Se il M5s considera il Parlamento da buttare, perché vuole la presidenza della Camera?
In politica, per evitare un pericolo non è sufficiente limitarsi a descriverlo
Perché mai affidare la presidenza della Camera dei Deputati a un esponente di un movimento che sostiene il superamento della democrazia rappresentativa? Se lo chiede, con un classico interrogativo retorico, un parlamentare del Pd, il professore Stefano Ceccanti, esperto di Costituzione, leggi elettorali e sistemi parlamentari. Di primo acchito si può istintivamente convenire, né vale a rassicurare l’affermazione dell’auto proclamato premier Luigi Di Maio, che ha definito un luogo sacro il Parlamento che il M5s aveva paragonato, all’inizio della legislatura appena conclusa, a una scatola di tonno.

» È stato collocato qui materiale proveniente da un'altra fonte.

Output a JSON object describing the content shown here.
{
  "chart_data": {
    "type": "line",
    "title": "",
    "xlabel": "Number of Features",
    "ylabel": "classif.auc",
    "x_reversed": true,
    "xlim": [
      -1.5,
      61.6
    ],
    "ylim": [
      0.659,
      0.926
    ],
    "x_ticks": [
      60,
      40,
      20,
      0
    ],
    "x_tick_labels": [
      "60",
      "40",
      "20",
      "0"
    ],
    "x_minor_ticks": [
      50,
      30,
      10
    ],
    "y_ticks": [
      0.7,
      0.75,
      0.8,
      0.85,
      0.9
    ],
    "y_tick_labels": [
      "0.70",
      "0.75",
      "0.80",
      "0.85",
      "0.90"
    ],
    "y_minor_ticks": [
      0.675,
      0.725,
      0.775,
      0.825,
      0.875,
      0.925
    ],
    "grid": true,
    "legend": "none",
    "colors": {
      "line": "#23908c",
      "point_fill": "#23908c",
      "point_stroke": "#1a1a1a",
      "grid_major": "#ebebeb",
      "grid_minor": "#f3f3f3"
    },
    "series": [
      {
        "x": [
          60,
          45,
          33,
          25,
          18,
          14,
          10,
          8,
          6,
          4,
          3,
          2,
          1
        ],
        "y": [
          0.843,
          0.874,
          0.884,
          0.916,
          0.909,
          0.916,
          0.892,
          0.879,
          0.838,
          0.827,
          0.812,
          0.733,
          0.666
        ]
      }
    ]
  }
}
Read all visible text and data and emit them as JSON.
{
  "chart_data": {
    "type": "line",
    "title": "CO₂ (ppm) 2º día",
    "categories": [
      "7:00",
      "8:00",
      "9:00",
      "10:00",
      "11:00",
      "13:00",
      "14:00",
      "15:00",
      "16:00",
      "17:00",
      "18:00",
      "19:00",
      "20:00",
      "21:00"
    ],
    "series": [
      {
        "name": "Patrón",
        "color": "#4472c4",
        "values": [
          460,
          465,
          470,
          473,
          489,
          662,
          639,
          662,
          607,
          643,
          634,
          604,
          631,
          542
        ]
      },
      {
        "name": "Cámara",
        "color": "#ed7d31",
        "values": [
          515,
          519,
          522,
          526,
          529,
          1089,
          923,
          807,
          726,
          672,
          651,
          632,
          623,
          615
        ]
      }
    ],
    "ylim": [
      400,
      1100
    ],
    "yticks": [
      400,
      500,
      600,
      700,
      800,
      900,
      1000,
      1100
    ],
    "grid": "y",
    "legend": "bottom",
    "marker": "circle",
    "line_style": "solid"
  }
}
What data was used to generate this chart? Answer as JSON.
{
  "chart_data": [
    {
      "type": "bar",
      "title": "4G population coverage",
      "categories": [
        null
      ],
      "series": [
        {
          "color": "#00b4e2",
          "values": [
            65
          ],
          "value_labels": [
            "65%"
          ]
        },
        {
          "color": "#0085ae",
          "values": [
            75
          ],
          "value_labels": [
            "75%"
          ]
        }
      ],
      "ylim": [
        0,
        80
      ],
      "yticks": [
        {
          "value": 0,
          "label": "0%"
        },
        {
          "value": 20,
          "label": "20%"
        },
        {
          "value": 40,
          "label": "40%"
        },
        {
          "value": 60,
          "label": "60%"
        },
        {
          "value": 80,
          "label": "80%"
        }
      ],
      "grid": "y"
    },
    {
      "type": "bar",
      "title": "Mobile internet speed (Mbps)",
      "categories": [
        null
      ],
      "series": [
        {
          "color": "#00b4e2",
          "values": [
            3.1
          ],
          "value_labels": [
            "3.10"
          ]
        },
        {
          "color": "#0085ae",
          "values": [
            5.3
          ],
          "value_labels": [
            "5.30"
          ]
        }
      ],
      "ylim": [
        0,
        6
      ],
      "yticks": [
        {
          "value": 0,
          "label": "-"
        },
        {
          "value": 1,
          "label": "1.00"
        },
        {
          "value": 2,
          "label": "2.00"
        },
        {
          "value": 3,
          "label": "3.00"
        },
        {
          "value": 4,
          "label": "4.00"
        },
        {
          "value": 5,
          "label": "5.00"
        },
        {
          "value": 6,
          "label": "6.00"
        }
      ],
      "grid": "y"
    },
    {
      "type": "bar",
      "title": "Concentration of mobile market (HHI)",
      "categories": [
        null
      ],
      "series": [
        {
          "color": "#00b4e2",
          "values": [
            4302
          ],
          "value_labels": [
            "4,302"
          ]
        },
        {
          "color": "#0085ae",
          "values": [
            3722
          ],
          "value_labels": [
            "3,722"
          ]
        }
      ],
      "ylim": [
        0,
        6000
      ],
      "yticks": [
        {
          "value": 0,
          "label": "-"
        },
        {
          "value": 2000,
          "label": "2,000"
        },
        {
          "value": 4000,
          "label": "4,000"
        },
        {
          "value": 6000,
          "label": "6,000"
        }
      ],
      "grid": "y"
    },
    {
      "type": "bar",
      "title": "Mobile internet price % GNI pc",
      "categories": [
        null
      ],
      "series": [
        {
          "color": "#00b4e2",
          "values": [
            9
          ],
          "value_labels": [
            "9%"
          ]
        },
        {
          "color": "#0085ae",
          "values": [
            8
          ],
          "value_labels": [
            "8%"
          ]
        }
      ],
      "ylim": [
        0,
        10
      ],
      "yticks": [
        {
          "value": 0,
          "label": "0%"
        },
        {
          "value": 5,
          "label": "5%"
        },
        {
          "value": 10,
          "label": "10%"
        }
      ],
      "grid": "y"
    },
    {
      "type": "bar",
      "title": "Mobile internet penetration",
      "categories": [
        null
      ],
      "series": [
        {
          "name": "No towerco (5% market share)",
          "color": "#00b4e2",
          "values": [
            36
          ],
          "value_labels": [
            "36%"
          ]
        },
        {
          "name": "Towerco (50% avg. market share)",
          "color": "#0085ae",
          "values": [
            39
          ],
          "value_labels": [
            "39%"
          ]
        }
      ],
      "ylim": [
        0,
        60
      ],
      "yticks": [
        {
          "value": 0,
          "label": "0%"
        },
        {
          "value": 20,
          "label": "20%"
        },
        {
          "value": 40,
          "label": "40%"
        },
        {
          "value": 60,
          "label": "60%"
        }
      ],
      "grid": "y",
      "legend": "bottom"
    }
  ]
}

Eppure, dopo avere istintivamente solidarizzato con il professore Ceccanti, ci si può accorgere che qualcosa non va. Per esempio che lo stesso ragionamento potrebbe essere, a rigor di logica, applicato non solo allo scranno più alto ma anche a quello più defilato dell’Aula. In parole povere, se pensi che sia qualcosa da buttare come una scatola di tonno vuota, perché dovresti entrarci? Ma le democrazie non funzionano così. Devono avere i criteri di rappresentanza e di scelta più ampi e liberi sia possibile. Su questo, c’è da essere certi, anche il professore Ceccanti conviene. Dunque con quelle parole intende far sapere che se la forza democratica dei numeri produrrà quel risultato non sarà stato lui a renderlo possibile. Benissimo. Il problema sta nell’esperienza di come, nella politica, per evitare un pericolo non sia sufficiente limitarsi a descriverlo, come invece possono permettersi giornalisti e professori.